- Associated Press - Tuesday, February 3, 2015

SANTA FE, N.M. (AP) - The New Mexico House of Representatives Tuesday unanimously passed legislation to clarify a law requiring the reporting of suspected child abuse and neglect to authorities.

The bill by Santa Fe Democrat Brian Egolf removes reference to the 10 categories of people, including physicians, nurses and teachers, who were previously specified in law as having to contact authorities about suspected abuse.

“This bill restores the original intent of this law, and makes it clear that we all have the responsibility to report child abuse,” Egolf said in a statement.

Despite a number of abuse cases highlighting problems with the state’s overwhelmed child welfare system, several measures stalled during last year’s 30-day legislative session. Some bills aimed to fix a legal loophole created by an appellate court decision that narrowed the list of people who must report suspected cases of abuse and neglect.
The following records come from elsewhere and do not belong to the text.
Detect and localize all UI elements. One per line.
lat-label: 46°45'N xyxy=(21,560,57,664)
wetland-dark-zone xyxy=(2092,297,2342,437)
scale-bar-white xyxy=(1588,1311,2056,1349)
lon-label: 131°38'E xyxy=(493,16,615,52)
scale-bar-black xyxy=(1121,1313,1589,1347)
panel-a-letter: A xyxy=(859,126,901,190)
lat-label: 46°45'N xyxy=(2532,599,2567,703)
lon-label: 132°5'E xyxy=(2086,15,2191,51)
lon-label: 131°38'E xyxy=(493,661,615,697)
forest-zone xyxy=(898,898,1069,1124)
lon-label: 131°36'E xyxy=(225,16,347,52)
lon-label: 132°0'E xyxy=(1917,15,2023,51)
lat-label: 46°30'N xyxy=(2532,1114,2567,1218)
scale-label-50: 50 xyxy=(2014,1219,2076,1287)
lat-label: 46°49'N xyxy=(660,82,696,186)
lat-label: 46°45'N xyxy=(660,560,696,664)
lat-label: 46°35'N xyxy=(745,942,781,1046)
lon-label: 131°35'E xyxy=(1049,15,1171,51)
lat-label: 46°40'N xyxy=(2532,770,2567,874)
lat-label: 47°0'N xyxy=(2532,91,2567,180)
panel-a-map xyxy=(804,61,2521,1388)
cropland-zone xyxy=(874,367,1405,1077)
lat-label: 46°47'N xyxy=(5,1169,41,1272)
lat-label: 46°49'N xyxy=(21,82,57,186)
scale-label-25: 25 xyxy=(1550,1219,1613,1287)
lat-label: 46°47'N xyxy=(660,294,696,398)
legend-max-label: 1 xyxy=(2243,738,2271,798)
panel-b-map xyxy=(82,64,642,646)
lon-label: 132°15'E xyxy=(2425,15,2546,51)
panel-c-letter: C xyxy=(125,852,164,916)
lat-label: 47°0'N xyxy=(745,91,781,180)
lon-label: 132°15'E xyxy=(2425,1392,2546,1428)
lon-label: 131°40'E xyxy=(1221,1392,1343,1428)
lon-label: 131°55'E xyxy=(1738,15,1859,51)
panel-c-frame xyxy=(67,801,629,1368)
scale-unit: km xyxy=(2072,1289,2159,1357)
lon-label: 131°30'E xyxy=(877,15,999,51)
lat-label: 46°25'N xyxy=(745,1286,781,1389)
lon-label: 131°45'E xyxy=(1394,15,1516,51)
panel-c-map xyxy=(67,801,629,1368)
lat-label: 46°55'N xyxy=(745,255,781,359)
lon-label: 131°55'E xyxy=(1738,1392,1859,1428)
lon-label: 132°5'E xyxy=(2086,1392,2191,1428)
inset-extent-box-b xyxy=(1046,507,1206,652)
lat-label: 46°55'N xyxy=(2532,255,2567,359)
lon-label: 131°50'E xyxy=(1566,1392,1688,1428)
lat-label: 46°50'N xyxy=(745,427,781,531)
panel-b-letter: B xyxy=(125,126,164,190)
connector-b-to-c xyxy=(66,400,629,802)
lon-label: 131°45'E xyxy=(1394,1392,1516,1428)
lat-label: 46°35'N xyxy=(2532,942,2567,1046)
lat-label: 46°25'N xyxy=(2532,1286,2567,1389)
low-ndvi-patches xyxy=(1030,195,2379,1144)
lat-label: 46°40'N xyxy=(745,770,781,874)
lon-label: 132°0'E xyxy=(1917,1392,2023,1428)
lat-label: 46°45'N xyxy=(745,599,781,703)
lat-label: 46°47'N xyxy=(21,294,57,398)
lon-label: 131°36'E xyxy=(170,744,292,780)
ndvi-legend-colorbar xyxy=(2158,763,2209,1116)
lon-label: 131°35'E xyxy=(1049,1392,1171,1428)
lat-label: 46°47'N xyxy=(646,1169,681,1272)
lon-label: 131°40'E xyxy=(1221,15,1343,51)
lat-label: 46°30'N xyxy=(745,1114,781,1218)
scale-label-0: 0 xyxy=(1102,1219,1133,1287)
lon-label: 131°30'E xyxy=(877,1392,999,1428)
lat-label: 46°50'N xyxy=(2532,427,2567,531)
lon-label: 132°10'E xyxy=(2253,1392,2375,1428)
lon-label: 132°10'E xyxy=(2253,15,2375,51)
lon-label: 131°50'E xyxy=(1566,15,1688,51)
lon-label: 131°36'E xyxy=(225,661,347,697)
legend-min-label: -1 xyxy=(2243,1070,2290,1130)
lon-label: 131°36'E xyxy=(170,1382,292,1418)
Republican Gov. Susana Martinez and a bipartisan coalition of lawmakers have been pushing for clarification ever since the 2013 ruling.

A slew of bills - such as Egolf’s - winding through the current legislative session aim to bolster protections for children, expand the scope of some laws and add more punishable offenses.

“Every single person in our state should be required to protect our children and report child abuse if they know or suspect it to be occurring,” Martinez said in a statement. “That’s always been the law of the land, and it’s our responsibility. We need to set the matter straight, and I’m glad the House has passed this bipartisan legislation to make sure every New Mexican knows it’s our job to protect children from abuse.”

The legislation now moves to the Senate for consideration.